I) De igual modo, no quadro do anterior regime legal vigente, instituído pelo C.P.E.R.E.F., nenhuma limitação se impunha ao Liquidatário judicial no que respeitava ao recurso a concretos mecanismos judiciais de defesa dos interesses dos credores para além dos expressamente aí previstos (Impugnação Pauliana colectiva e Resolução em benefício da Massa).

J) Neste conspecto e atendendo, do mesmo modo, ao objectivo expressamente declarado no supra citado preâmbulo do CIRE e apesar da ausência de previsão expressa, não se configura como defensável o entendimento de acordo com o qual o Administrador da Insolvência se encontra impedido de, em representação da Massa Insolvente, logo, em defesa dos interesses de todos os credores, lançar mão do Instituto civilístico geral da Declaração de Nulidade de determinado acto ou negócio jurídico, designadamente com fundamento em Simulação, como, in casu, sucede.

K) Da redacção do art.º 605º C.C. apenas pode retirar-se a conclusão de que o mesmo normativo representa, não a definição de uma qualquer situação de legitimidade exclusiva, à margem da regra geral do art.º 286º do mesmo diploma, mas, sim, efectivamente, o reconhecimento expresso, a favor dos credores, da qualidade de interessado e, consequentemente, de legitimidade para invocação da nulidade de actos praticados pelo devedor.

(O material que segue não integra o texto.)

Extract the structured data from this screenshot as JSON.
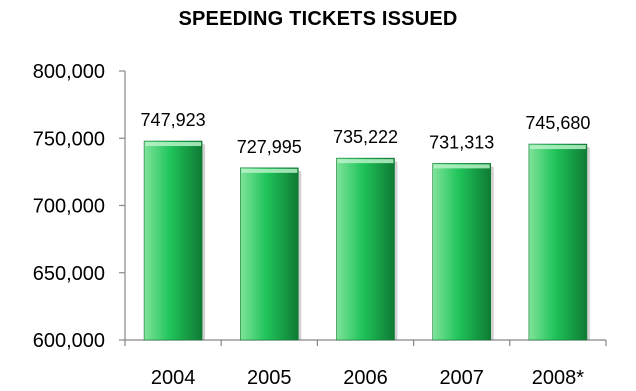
{
  "chart_data": {
    "type": "bar",
    "title": "SPEEDING TICKETS ISSUED",
    "xlabel": "",
    "ylabel": "",
    "categories": [
      "2004",
      "2005",
      "2006",
      "2007",
      "2008*"
    ],
    "values": [
      747923,
      727995,
      735222,
      731313,
      745680
    ],
    "data_labels": [
      "747,923",
      "727,995",
      "735,222",
      "731,313",
      "745,680"
    ],
    "ylim": [
      600000,
      800000
    ],
    "yticks": [
      600000,
      650000,
      700000,
      750000,
      800000
    ],
    "ytick_labels": [
      "600,000",
      "650,000",
      "700,000",
      "750,000",
      "800,000"
    ],
    "grid": false,
    "legend": "none",
    "colors": {
      "bar_light": "#7fe39a",
      "bar_mid": "#1fc45a",
      "bar_dark": "#0f7a34",
      "bar_top": "#b8f2c8",
      "axis": "#888888"
    }
  }
}
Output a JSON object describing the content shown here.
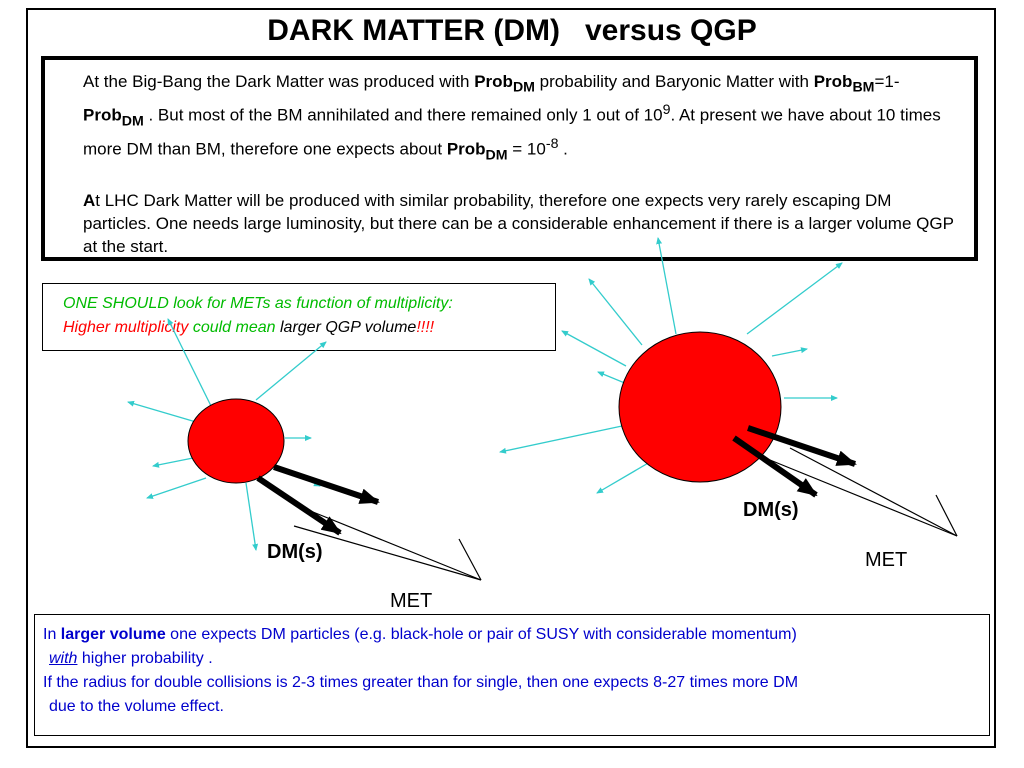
{
  "title": "DARK MATTER (DM)   versus QGP",
  "intro": {
    "p1_a": "At the Big-Bang the Dark Matter was produced with ",
    "prob": "Prob",
    "sub_dm": "DM",
    "sub_bm": "BM",
    "p1_b": " probability and Baryonic Matter with ",
    "p1_c": "=1- ",
    "p1_d": " . But most of the BM annihilated and there remained only 1 out of 10",
    "exp9": "9",
    "p1_e": ".     At present we have about 10 times more DM than BM, therefore one expects about ",
    "p1_f": " = 10",
    "exp_m8": "-8",
    "p1_g": " .",
    "p2_a": "A",
    "p2_b": "t LHC Dark Matter will be produced with similar probability, therefore one expects very rarely escaping DM particles. One needs large luminosity, but there can be a considerable enhancement if there is a larger volume QGP at the start."
  },
  "hint": {
    "line1": "ONE SHOULD look for METs as function of multiplicity:",
    "l2_a": "Higher multiplicity",
    "l2_b": " could mean ",
    "l2_c": "larger QGP volume",
    "l2_d": "!!!!"
  },
  "diagram": {
    "dm_label": "DM(s)",
    "met_label": "MET",
    "colors": {
      "fireball": "#ff0000",
      "rays": "#33cccc",
      "arrow": "#000000"
    }
  },
  "conclusion": {
    "l1_a": "In ",
    "l1_b": "larger volume",
    "l1_c": " one expects  DM particles (e.g. black-hole or pair of SUSY with  considerable momentum)",
    "l2_a": "with",
    "l2_b": " higher probability .",
    "l3": "If the radius for double collisions is 2-3 times greater than for single, then one expects 8-27 times more DM",
    "l4": "due to the volume effect."
  }
}
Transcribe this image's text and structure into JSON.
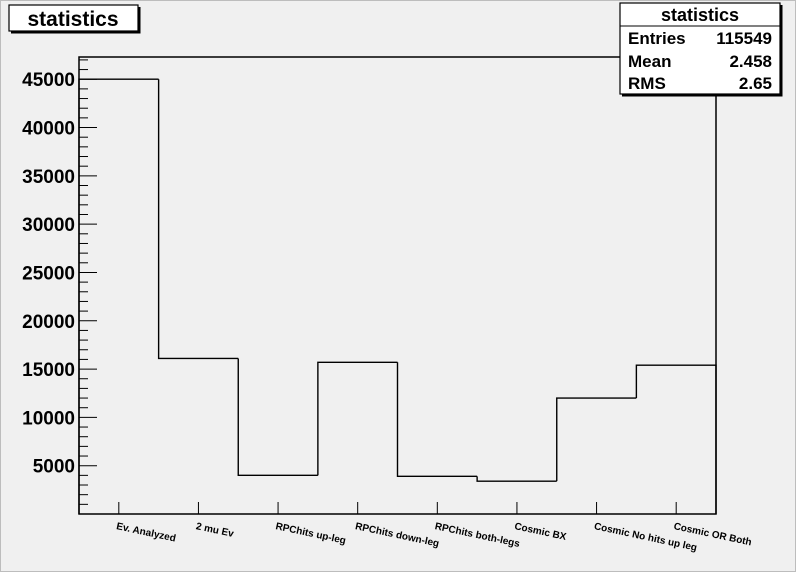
{
  "title_box": {
    "text": "statistics"
  },
  "stats_box": {
    "title": "statistics",
    "rows": [
      {
        "label": "Entries",
        "value": "115549"
      },
      {
        "label": "Mean",
        "value": "2.458"
      },
      {
        "label": "RMS",
        "value": "2.65"
      }
    ]
  },
  "colors": {
    "canvas_bg": "#f0f0f0",
    "plot_bg": "#f0f0f0",
    "frame": "#000000",
    "histogram_line": "#000000"
  },
  "chart_data": {
    "type": "bar",
    "style": "step-histogram",
    "title": "statistics",
    "xlabel": "",
    "ylabel": "",
    "categories": [
      "Ev. Analyzed",
      "2 mu Ev",
      "RPChits up-leg",
      "RPChits down-leg",
      "RPChits both-legs",
      "Cosmic BX",
      "Cosmic No hits up leg",
      "Cosmic OR Both"
    ],
    "values": [
      45000,
      16100,
      4000,
      15700,
      3900,
      3400,
      12000,
      15400
    ],
    "y_ticks": [
      5000,
      10000,
      15000,
      20000,
      25000,
      30000,
      35000,
      40000,
      45000
    ],
    "ylim": [
      0,
      47300
    ],
    "grid": false,
    "legend": "none"
  }
}
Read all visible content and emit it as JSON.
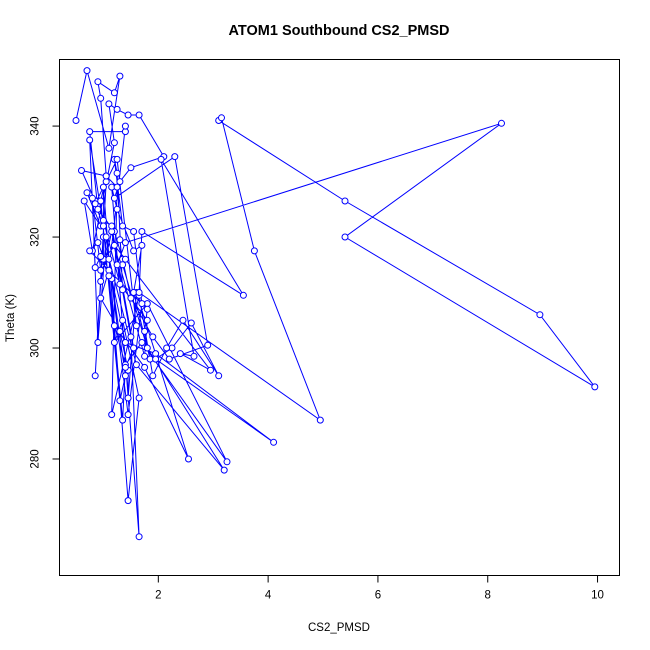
{
  "chart_data": {
    "type": "line",
    "title": "ATOM1 Southbound CS2_PMSD",
    "xlabel": "CS2_PMSD",
    "ylabel": "Theta (K)",
    "xlim": [
      0.2,
      10.4
    ],
    "ylim": [
      259,
      352
    ],
    "x_ticks": [
      2,
      4,
      6,
      8,
      10
    ],
    "x_tick_labels": [
      "2",
      "4",
      "6",
      "8",
      "10"
    ],
    "y_ticks": [
      280,
      300,
      320,
      340
    ],
    "y_tick_labels": [
      "280",
      "300",
      "320",
      "340"
    ],
    "grid": false,
    "legend": "none",
    "markers": "open-circle",
    "colors": {
      "series": "#0000ff",
      "axes": "#000000",
      "background": "#ffffff"
    },
    "series": [
      {
        "values": [
          [
            0.5,
            341
          ],
          [
            0.7,
            350
          ],
          [
            1.1,
            336
          ],
          [
            1.3,
            349
          ],
          [
            1.2,
            346
          ],
          [
            0.9,
            348
          ],
          [
            0.95,
            345
          ],
          [
            1.05,
            331
          ],
          [
            0.6,
            332
          ],
          [
            0.85,
            326.5
          ],
          [
            0.7,
            328
          ],
          [
            0.95,
            322
          ],
          [
            0.65,
            326.5
          ],
          [
            0.8,
            317.5
          ],
          [
            1.2,
            337
          ],
          [
            1.1,
            344
          ],
          [
            1.25,
            343
          ],
          [
            1.45,
            342
          ],
          [
            1.65,
            342
          ],
          [
            2.1,
            334.5
          ],
          [
            1.5,
            332.5
          ],
          [
            1.3,
            330
          ],
          [
            1.2,
            327
          ],
          [
            2.3,
            334.5
          ],
          [
            2.9,
            300.5
          ],
          [
            2.2,
            298
          ],
          [
            1.9,
            302
          ],
          [
            1.5,
            309
          ],
          [
            1.35,
            316
          ],
          [
            1.2,
            321
          ],
          [
            0.9,
            325
          ],
          [
            0.75,
            339
          ],
          [
            1.4,
            339
          ],
          [
            1.4,
            340
          ],
          [
            1.1,
            314
          ],
          [
            0.95,
            309
          ],
          [
            1.3,
            303
          ],
          [
            1.45,
            296
          ],
          [
            1.45,
            291
          ],
          [
            1.6,
            310
          ],
          [
            2.55,
            280
          ],
          [
            1.75,
            296.5
          ],
          [
            1.2,
            304
          ],
          [
            1.4,
            297
          ],
          [
            1.7,
            301
          ],
          [
            3.25,
            279.5
          ],
          [
            1.8,
            308
          ],
          [
            1.2,
            301
          ],
          [
            1.35,
            305
          ],
          [
            1.65,
            291
          ],
          [
            1.45,
            272.5
          ],
          [
            1.0,
            329
          ],
          [
            1.0,
            316
          ],
          [
            1.3,
            319.5
          ],
          [
            1.35,
            315
          ],
          [
            1.8,
            300
          ],
          [
            3.2,
            278
          ],
          [
            1.6,
            297
          ],
          [
            1.0,
            320
          ],
          [
            0.85,
            295
          ],
          [
            1.05,
            330
          ],
          [
            0.95,
            312
          ],
          [
            1.15,
            321
          ],
          [
            1.5,
            302
          ],
          [
            1.65,
            266
          ],
          [
            1.15,
            329
          ],
          [
            1.25,
            325
          ],
          [
            1.55,
            317.5
          ],
          [
            1.7,
            318.5
          ],
          [
            1.55,
            310
          ],
          [
            1.85,
            298
          ],
          [
            1.75,
            303
          ],
          [
            1.8,
            307
          ],
          [
            0.75,
            317.5
          ],
          [
            0.9,
            319
          ],
          [
            1.15,
            312.5
          ],
          [
            1.4,
            301
          ],
          [
            1.95,
            299
          ],
          [
            4.1,
            283
          ],
          [
            1.95,
            298
          ],
          [
            2.25,
            300
          ],
          [
            2.6,
            304.5
          ],
          [
            3.1,
            295
          ],
          [
            2.45,
            305
          ],
          [
            2.15,
            300
          ],
          [
            1.9,
            295
          ],
          [
            1.65,
            309.5
          ],
          [
            1.15,
            288
          ],
          [
            1.25,
            329
          ],
          [
            1.05,
            331
          ],
          [
            0.95,
            326.5
          ],
          [
            1.3,
            290.5
          ],
          [
            1.4,
            295
          ],
          [
            1.1,
            316
          ],
          [
            0.95,
            314
          ],
          [
            0.8,
            327
          ],
          [
            0.9,
            301
          ],
          [
            1.05,
            320
          ],
          [
            1.45,
            288
          ],
          [
            1.7,
            308
          ],
          [
            1.55,
            321
          ],
          [
            1.35,
            322
          ],
          [
            1.2,
            334
          ],
          [
            1.25,
            331.5
          ],
          [
            1.35,
            310.5
          ],
          [
            1.25,
            315
          ],
          [
            1.4,
            319
          ],
          [
            8.25,
            340.5
          ],
          [
            5.4,
            320
          ],
          [
            9.95,
            293
          ],
          [
            8.95,
            306
          ],
          [
            5.4,
            326.5
          ],
          [
            3.1,
            341
          ],
          [
            3.15,
            341.5
          ],
          [
            3.75,
            317.5
          ],
          [
            4.95,
            287
          ],
          [
            1.65,
            310
          ],
          [
            1.7,
            321
          ],
          [
            3.55,
            309.5
          ],
          [
            2.05,
            334
          ],
          [
            2.65,
            298.5
          ],
          [
            2.4,
            299
          ],
          [
            2.95,
            296
          ],
          [
            1.4,
            316
          ],
          [
            1.2,
            318.5
          ],
          [
            1.75,
            298.5
          ],
          [
            1.8,
            305
          ],
          [
            1.3,
            311.5
          ],
          [
            1.0,
            323
          ],
          [
            1.15,
            322
          ],
          [
            1.55,
            300
          ],
          [
            1.4,
            296.5
          ],
          [
            1.35,
            287
          ],
          [
            1.1,
            313
          ],
          [
            0.95,
            316.5
          ],
          [
            0.85,
            314.5
          ],
          [
            0.75,
            337.5
          ],
          [
            1.0,
            322
          ],
          [
            0.85,
            326
          ],
          [
            1.25,
            334
          ],
          [
            1.6,
            304
          ]
        ]
      }
    ]
  }
}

L) Determinando o art.º 242º do diploma em referência que a Simulação pode ser arguida pelo próprio simulador – em directa contradição com o regime anteriormente vigente em que a legitimidade para o efeito era reservada apenas aos prejudicados pelo acto (art.º 1031º Código Civil de 1867) – resulta como evidente que se entendeu, na evolução legislativa, que a simulação de um negócio jurídico se configurava com um acto de tal modo ofensivo da ordem jurídica vigente que os meios tendentes à sua destruição deveriam ser disponibilizados de uma forma ampla.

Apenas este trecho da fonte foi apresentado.